Hepatitis A is the only type of STD that is easily spread through contaminated drinks and food. Hep A is transmitted usually when fecal matter is ingested. This means that if your food is prepared and even trace amounts of infected fecal matter are in the food then transmission is possible. This could happen by having an infected person not wash their hands after using the restroom.
Hep A is a viral liver disease that can cause mild to severe symptoms. The virus infects the liver cells causing inflammation.
Symptoms of Hep A include:
- Sudden nausea and vomiting
- Abdominal pain or discomfort, especially on the upper right side beneath your lower ribs (by your liver)
- Clay-colored bowel movements
- Loss of appetite
- Low-grade fever
- Dark urine
- Joint pain
- Yellowing of the skin and the whites of your eyes (jaundice)
- Intense itching
Most everyone that contracts Hep A will make a full recovery and will build an immunity to the virus.
Some ways that you can put yourself at higher risk of contracting Hep A are; traveling to areas and other countries where there are unsanitary conditions, sexual contact with someone that has been diagnosed with Hep A or living in close quarters with someone infected with the virus. You can also contract Hep A by eating shellfish that was caught in sewage polluted water.

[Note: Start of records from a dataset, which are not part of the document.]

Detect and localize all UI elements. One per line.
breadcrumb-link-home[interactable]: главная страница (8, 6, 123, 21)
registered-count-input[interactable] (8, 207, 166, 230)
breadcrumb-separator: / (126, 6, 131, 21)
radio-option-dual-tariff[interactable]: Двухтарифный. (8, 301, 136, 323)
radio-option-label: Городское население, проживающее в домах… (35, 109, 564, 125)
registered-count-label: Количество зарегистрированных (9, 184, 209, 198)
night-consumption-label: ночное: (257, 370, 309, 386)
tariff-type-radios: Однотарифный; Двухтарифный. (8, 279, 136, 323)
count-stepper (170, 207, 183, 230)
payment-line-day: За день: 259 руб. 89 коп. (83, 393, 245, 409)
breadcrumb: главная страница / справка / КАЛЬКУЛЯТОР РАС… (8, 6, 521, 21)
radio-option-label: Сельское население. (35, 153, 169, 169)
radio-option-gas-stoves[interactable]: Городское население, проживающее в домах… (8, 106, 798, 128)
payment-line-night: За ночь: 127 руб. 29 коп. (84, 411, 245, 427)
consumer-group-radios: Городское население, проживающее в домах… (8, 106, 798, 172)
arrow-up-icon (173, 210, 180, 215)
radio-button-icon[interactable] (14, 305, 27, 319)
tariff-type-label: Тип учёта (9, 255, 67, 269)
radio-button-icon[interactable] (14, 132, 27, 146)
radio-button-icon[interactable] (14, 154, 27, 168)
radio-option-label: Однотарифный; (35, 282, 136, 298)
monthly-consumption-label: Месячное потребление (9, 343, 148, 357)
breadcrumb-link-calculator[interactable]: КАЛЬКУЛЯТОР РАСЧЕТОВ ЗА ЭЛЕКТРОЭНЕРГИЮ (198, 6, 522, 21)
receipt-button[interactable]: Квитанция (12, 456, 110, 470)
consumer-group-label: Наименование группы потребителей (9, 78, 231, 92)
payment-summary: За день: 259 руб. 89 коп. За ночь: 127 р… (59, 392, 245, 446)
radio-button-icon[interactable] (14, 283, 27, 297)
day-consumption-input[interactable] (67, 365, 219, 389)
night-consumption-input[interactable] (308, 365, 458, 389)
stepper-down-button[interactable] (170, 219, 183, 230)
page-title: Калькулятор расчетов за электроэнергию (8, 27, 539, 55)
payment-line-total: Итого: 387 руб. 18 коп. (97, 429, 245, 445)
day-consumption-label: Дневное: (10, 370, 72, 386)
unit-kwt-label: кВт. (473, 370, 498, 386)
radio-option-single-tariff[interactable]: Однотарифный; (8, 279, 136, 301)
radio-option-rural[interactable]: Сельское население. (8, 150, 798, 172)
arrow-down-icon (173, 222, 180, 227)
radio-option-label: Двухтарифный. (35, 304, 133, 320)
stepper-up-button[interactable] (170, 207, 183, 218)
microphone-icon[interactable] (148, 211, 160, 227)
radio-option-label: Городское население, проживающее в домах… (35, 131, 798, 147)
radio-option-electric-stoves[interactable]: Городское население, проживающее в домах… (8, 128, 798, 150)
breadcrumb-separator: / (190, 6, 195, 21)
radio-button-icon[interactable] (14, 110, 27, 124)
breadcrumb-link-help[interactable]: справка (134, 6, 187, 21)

Elderly and immunocompromised people are at higher risk of contracting Hep A. There is a vaccine to prevent the transmission of Hep A. The CDC recommends that anyone that has the expectancy to encounter Hep A get this vaccine. This includes:
- All children at age 1, or older children who didn’t receive the childhood vaccine
- Anyone age 1 year or older who is experiencing homelessness
- Infants ages 6 to 11 months traveling internationally
- Family and caregivers of adoptees from countries where hepatitis A is common
- People in direct contact with others who have hepatitis A
- Laboratory workers who may encounter hepatitis A
- Men who have sex with men
- People who work or travel in parts of the world where hepatitis A is common
- People who use any type of illicit drugs, not just injected ones
- People with clotting-factor disorders
- People with chronic liver disease, including hepatitis B or hepatitis C
- Anyone wishing to obtain protection (immunity)
If you are concerned about contracting this virus then you should investigate getting the vaccine.
Other STDs are not spread through the consumption of food or drinks because they usually either die quickly outside of the body and cannot survive in the environment or the person would need to come into direct contact with the mucus membrane or blood of an infected person for transmission to occur.
Although it is unlikely for you to get any other STD through sharing food and drinks, it is important to get tested for STDs to ensure you and your partners health is not compromised.